The aim of this conference is to bring together those who are working in farmed animal sanctuaries with scholars who are thinking about sanctuary to open a sustained dialogue about issues that are of continued importance to the sanctuary movement. Through creating an intentional space for dialogue, we hope that practitioners and scholars might come away with fruitful insights about the current state of the farm sanctuary movement as well as inspiration for its path forward. To this end, we pose a series of questions as possible topics for conversation (although we warmly welcome proposing and sharing topics related to the sanctuary movement that we have not included here):    

  • What do we mean by sanctuary?
  • How might farmed animal sanctuaries, sanctuary work, and vegan advocacy shift or be impacted and/or reimagined in a changing political, economic, and environmental climate?
  • What kinds of ethical questions need to be addressed within the sanctuary movement?
  • How are sanctuaries (and sanctuary work) gendered and racialized?
  • How do sanctuaries enact and conceptualize an ethic of care?
  • How might sanctuary be understood more broadly in terms of other forms of refuge (for instance, veganic food sovereignty or vegan food justice organizing as a means of decolonial and antiracist activism)?
  • How might farmed animal sanctuaries resist or reproduce ableism in human and nonhuman contexts through the work they do?
  • How do sanctuaries handle death and dying—both in the practical and emotional sense, and in communicating about death to supporters and the general public?
  • What role does witnessing, grief, and experiences of PTSD play in farmed animal sanctuary work?
  • How does the structural organization and/or governance of sanctuaries impact how they run, how animals are cared for, how workers experience the sanctuary, and how the sanctuary interacts with visitors and the broader community?
  • What can be gained from dialogue across different approaches to sanctuary work?
  • Where do sanctuaries fit in relation to the animal protection and/or liberation movements and within even broader contexts of social justice?
  • How—in practice and philosophy—do (and should) sanctuaries differ from other sites of animal enclosure—like zoos, aquaria, petting zoos, or farms? Do they share similarities?
  • How are sanctuaries engaged in knowledge-making practices?

The conference will be comprised of paired talks and panel discussions.
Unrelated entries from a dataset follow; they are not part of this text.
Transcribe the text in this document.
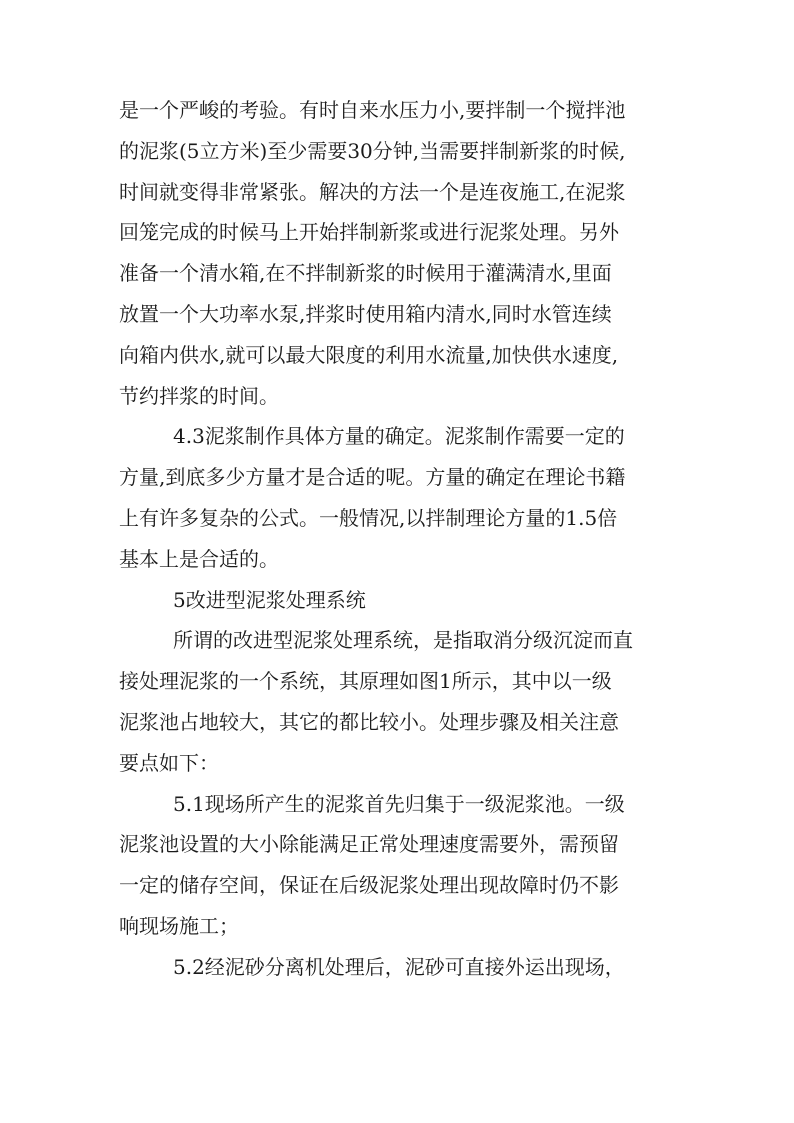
是一个严峻的考验。有时自来水压力小,要拌制一个搅拌池
的泥浆(5立方米)至少需要30分钟,当需要拌制新浆的时候,
时间就变得非常紧张。解决的方法一个是连夜施工,在泥浆
回笼完成的时候马上开始拌制新浆或进行泥浆处理。另外
准备一个清水箱,在不拌制新浆的时候用于灌满清水,里面
放置一个大功率水泵,拌浆时使用箱内清水,同时水管连续
向箱内供水,就可以最大限度的利用水流量,加快供水速度,
节约拌浆的时间。
4.3泥浆制作具体方量的确定。泥浆制作需要一定的
方量,到底多少方量才是合适的呢。方量的确定在理论书籍
上有许多复杂的公式。一般情况,以拌制理论方量的1.5倍
基本上是合适的。
5改进型泥浆处理系统
所谓的改进型泥浆处理系统，是指取消分级沉淀而直
接处理泥浆的一个系统，其原理如图1所示，其中以一级
泥浆池占地较大，其它的都比较小。处理步骤及相关注意
要点如下：
5.1现场所产生的泥浆首先归集于一级泥浆池。一级
泥浆池设置的大小除能满足正常处理速度需要外，需预留
一定的储存空间，保证在后级泥浆处理出现故障时仍不影
响现场施工；
5.2经泥砂分离机处理后，泥砂可直接外运出现场，
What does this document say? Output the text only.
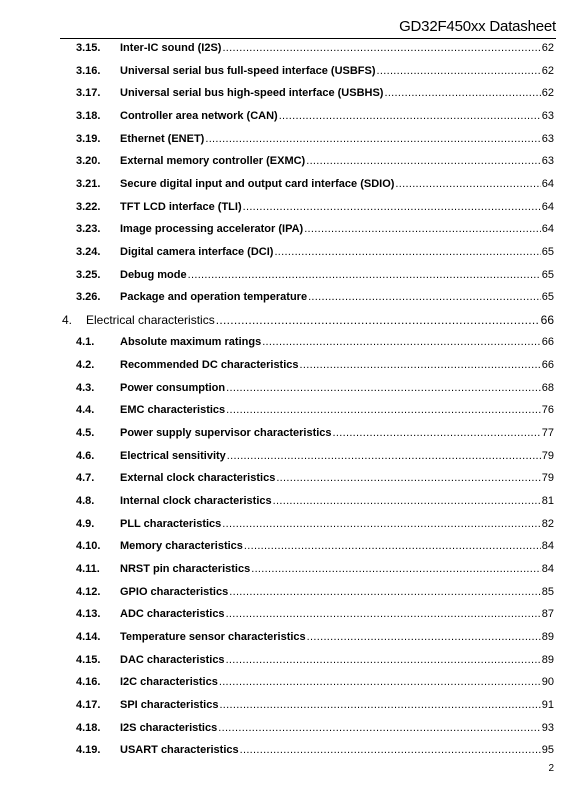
GD32F450xx Datasheet
3.15.	Inter-IC sound (I2S) .....	62
3.16.	Universal serial bus full-speed interface (USBFS) .....	62
3.17.	Universal serial bus high-speed interface (USBHS) .....	62
3.18.	Controller area network (CAN) .....	63
3.19.	Ethernet (ENET) .....	63
3.20.	External memory controller (EXMC) .....	63
3.21.	Secure digital input and output card interface (SDIO) .....	64
3.22.	TFT LCD interface (TLI) .....	64
3.23.	Image processing accelerator (IPA) .....	64
3.24.	Digital camera interface (DCI) .....	65
3.25.	Debug mode .....	65
3.26.	Package and operation temperature .....	65
4.	Electrical characteristics .....	66
4.1.	Absolute maximum ratings .....	66
4.2.	Recommended DC characteristics .....	66
4.3.	Power consumption .....	68
4.4.	EMC characteristics .....	76
4.5.	Power supply supervisor characteristics .....	77
4.6.	Electrical sensitivity .....	79
4.7.	External clock characteristics .....	79
4.8.	Internal clock characteristics .....	81
4.9.	PLL characteristics .....	82
4.10.	Memory characteristics .....	84
4.11.	NRST pin characteristics .....	84
4.12.	GPIO characteristics .....	85
4.13.	ADC characteristics .....	87
4.14.	Temperature sensor characteristics .....	89
4.15.	DAC characteristics .....	89
4.16.	I2C characteristics .....	90
4.17.	SPI characteristics .....	91
4.18.	I2S characteristics .....	93
4.19.	USART characteristics .....	95
2
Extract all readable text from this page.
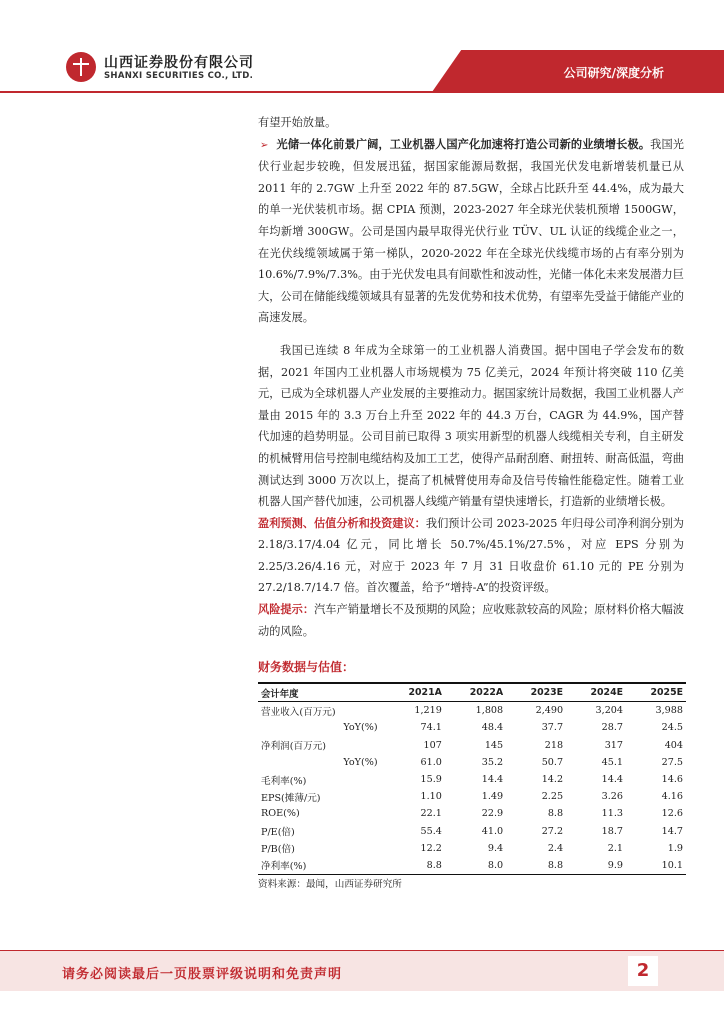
山西证券股份有限公司
SHANXI SECURITIES CO., LTD.	公司研究/深度分析

有望开始放量。

➢ 光储一体化前景广阔，工业机器人国产化加速将打造公司新的业绩增长极。我国光伏行业起步较晚，但发展迅猛，据国家能源局数据，我国光伏发电新增装机量已从 2011 年的 2.7GW 上升至 2022 年的 87.5GW，全球占比跃升至 44.4%，成为最大的单一光伏装机市场。据 CPIA 预测，2023-2027 年全球光伏装机预增 1500GW，年均新增 300GW。公司是国内最早取得光伏行业 TÜV、UL 认证的线缆企业之一，在光伏线缆领域属于第一梯队，2020-2022 年在全球光伏线缆市场的占有率分别为 10.6%/7.9%/7.3%。由于光伏发电具有间歇性和波动性，光储一体化未来发展潜力巨大，公司在储能线缆领域具有显著的先发优势和技术优势，有望率先受益于储能产业的高速发展。

我国已连续 8 年成为全球第一的工业机器人消费国。据中国电子学会发布的数据，2021 年国内工业机器人市场规模为 75 亿美元，2024 年预计将突破 110 亿美元，已成为全球机器人产业发展的主要推动力。据国家统计局数据，我国工业机器人产量由 2015 年的 3.3 万台上升至 2022 年的 44.3 万台，CAGR 为 44.9%，国产替代加速的趋势明显。公司目前已取得 3 项实用新型的机器人线缆相关专利，自主研发的机械臂用信号控制电缆结构及加工工艺，使得产品耐刮磨、耐扭转、耐高低温，弯曲测试达到 3000 万次以上，提高了机械臂使用寿命及信号传输性能稳定性。随着工业机器人国产替代加速，公司机器人线缆产销量有望快速增长，打造新的业绩增长极。

盈利预测、估值分析和投资建议：我们预计公司 2023-2025 年归母公司净利润分别为 2.18/3.17/4.04 亿元，同比增长 50.7%/45.1%/27.5%，对应 EPS 分别为 2.25/3.26/4.16 元，对应于 2023 年 7 月 31 日收盘价 61.10 元的 PE 分别为 27.2/18.7/14.7 倍。首次覆盖，给予“增持-A”的投资评级。

风险提示：汽车产销量增长不及预期的风险；应收账款较高的风险；原材料价格大幅波动的风险。

财务数据与估值：
会计年度	2021A	2022A	2023E	2024E	2025E
营业收入(百万元)	1,219	1,808	2,490	3,204	3,988
YoY(%)	74.1	48.4	37.7	28.7	24.5
净利润(百万元)	107	145	218	317	404
YoY(%)	61.0	35.2	50.7	45.1	27.5
毛利率(%)	15.9	14.4	14.2	14.4	14.6
EPS(摊薄/元)	1.10	1.49	2.25	3.26	4.16
ROE(%)	22.1	22.9	8.8	11.3	12.6
P/E(倍)	55.4	41.0	27.2	18.7	14.7
P/B(倍)	12.2	9.4	2.4	2.1	1.9
净利率(%)	8.8	8.0	8.8	9.9	10.1
资料来源：最闻，山西证券研究所
请务必阅读最后一页股票评级说明和免责声明	2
We envision talks to be engaging and broadly accessible (not papers); the panel discussions will be lively conversations among panel participants. Please send expressions of interest to sanctuaryconference@gmail.com by March 30, 2017, including: 1) a brief description of the topic you would like to address, and 2) a brief bio.  

If you would like to attend but aren’t interested in presenting, you can be in touch about that too. We will be raising funds to try to include sanctuary workers who are interested in participating and need financial assistance to attend.

Confirmed speakers include: Elan Abrell, Susie Coston, Karen Davis, Sue Donaldson, Katie Gillespie, Lori Gruen, pattrice jones, Justin Van Kleeck, Will Kymlicka, Indra Lahiri, Melody Martinez, lauren Ornelas, Timothy Pachirat, Brenda Sanders.

Following the conference, there will be an opportunity to visit to VINE Sanctuary on Sunday October 1, 2017 for all who are interested.